Unlike Luc, Mark had a college education and abilities and vision that outstripped his cousin’s. One day, he would break from the Syndicate but not until it was safe. Not until his obligations were fulfilled. Not until he had reinforcements strong enough to keep the Syndicate away.

Despite Luciano’s assumptions over the years, Mark didn’t look down on him. He owed him. Now Luc’s skinnier face, compared to the past, came as a cold reminder of what the stress of being incarcerated had done to him. That Mark should have taken better care of his cousin. Or at least, taken Luc’s troubles in Harlow more seriously.
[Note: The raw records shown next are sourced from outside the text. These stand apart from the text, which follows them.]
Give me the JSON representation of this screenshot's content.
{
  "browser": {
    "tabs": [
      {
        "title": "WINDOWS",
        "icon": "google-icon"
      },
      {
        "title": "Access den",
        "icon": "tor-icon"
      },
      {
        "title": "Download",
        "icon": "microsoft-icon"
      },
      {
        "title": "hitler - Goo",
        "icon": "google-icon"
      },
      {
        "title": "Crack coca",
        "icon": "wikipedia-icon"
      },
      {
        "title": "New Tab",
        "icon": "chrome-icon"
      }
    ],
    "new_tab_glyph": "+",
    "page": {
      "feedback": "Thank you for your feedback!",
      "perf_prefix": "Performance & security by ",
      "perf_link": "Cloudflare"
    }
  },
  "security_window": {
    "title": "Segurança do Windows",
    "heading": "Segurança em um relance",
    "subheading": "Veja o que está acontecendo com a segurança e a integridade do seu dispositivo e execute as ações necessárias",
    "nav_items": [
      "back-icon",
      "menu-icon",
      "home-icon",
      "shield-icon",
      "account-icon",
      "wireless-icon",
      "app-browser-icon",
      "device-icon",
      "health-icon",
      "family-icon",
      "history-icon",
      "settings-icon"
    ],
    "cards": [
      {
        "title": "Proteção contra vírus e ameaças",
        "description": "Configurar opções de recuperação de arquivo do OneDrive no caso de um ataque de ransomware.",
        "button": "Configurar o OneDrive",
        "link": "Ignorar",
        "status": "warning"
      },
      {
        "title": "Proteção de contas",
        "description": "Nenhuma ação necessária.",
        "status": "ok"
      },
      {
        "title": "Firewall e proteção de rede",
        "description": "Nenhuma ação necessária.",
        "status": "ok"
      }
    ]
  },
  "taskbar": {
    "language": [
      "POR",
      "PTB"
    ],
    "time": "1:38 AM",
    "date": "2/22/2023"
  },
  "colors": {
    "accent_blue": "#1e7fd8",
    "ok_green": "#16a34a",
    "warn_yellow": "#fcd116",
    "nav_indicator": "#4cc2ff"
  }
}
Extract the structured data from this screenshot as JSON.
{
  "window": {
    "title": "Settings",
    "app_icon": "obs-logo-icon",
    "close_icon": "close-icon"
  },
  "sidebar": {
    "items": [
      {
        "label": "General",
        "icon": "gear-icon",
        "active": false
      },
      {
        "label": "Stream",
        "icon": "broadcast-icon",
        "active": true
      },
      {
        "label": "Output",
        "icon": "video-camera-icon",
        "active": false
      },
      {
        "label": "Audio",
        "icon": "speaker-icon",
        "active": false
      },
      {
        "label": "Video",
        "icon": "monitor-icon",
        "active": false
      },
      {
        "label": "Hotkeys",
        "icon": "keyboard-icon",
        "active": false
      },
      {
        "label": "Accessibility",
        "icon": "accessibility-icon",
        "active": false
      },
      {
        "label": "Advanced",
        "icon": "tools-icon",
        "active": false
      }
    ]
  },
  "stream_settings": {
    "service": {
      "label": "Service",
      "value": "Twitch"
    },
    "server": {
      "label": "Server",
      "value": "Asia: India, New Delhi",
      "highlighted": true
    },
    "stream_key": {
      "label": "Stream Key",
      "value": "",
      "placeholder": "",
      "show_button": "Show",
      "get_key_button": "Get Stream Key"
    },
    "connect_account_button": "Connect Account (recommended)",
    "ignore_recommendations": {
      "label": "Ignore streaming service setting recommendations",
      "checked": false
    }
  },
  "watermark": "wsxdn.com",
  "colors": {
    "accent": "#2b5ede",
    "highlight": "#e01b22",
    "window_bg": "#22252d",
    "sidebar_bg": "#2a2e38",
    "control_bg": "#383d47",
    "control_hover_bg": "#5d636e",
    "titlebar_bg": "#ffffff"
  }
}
But Luc’s famously heavy-handed approach didn’t always work, especially not against someone stealthy like Dean Holloway, which was why Mark had no choice but to get involved.

For payback.

For his own damn freedom.

“I can’t bust you out of prison.” Mark paused to replace the hollow edge in his tone with something more substantial and stoic. “But yes, I have a plan.”

Luciano gave a tight nod. “I’m not safe in here. Not until we make things right with the boss.”

Luc couldn’t mention Rudolph Manzinni’s name from inside prison, but he didn’t need to.

“I’m keeping the boss informed.” Despite the tension drawing at his muscles, Mark plastered on an unmoved expression. “I closed a deal today that will make everyone more money than ever. Better yet, this deal will leave the entire town of Harlow suffering.”

Appease Rudolph. Avenge Luciano. Make a ton of money… Get away from this entire clusterfuck altogether.

Mark wanted to smile but wasn’t the type to get ahead of himself, even if he had stumbled upon an ingenious means to hurt Dean Holloway and make truckloads of money in the process.

This job was only just getting started, and he had a lot of lost ground to reclaim with the Syndicate. Luciano—and therefore, Mark—had already failed twice. First, there’d been the botched mission to blackmail money from Emilia Bonacci, which resulted in Anthony Stucco’s death. Then there’d been the ensuing national news coverage. Amongst it all, Dean Holloway had escaped the Syndicate, the recovery mission to stop him then leading to Luciano’s arrest.

If Mark failed again, the consequences would be lethal.

So, there was no boundary he wouldn’t break. And not just with Dean. Mark would crush them all. Emilia, Blaine, the sheriff involved in Luc’s arrest… Dean’s woman, Sarah Overton.

Mark’s move to Boston was just the beginning, and one day, only when the job was done, he would celebrate.

“So, don’t you worry, Luc.” He smiled for the first time this conversation, feeling at ease. “I’m not stopping until we hurt every person who hurt us. Not until every last resident leaves Harlow, and that entire malignant town is leveled to the ground.”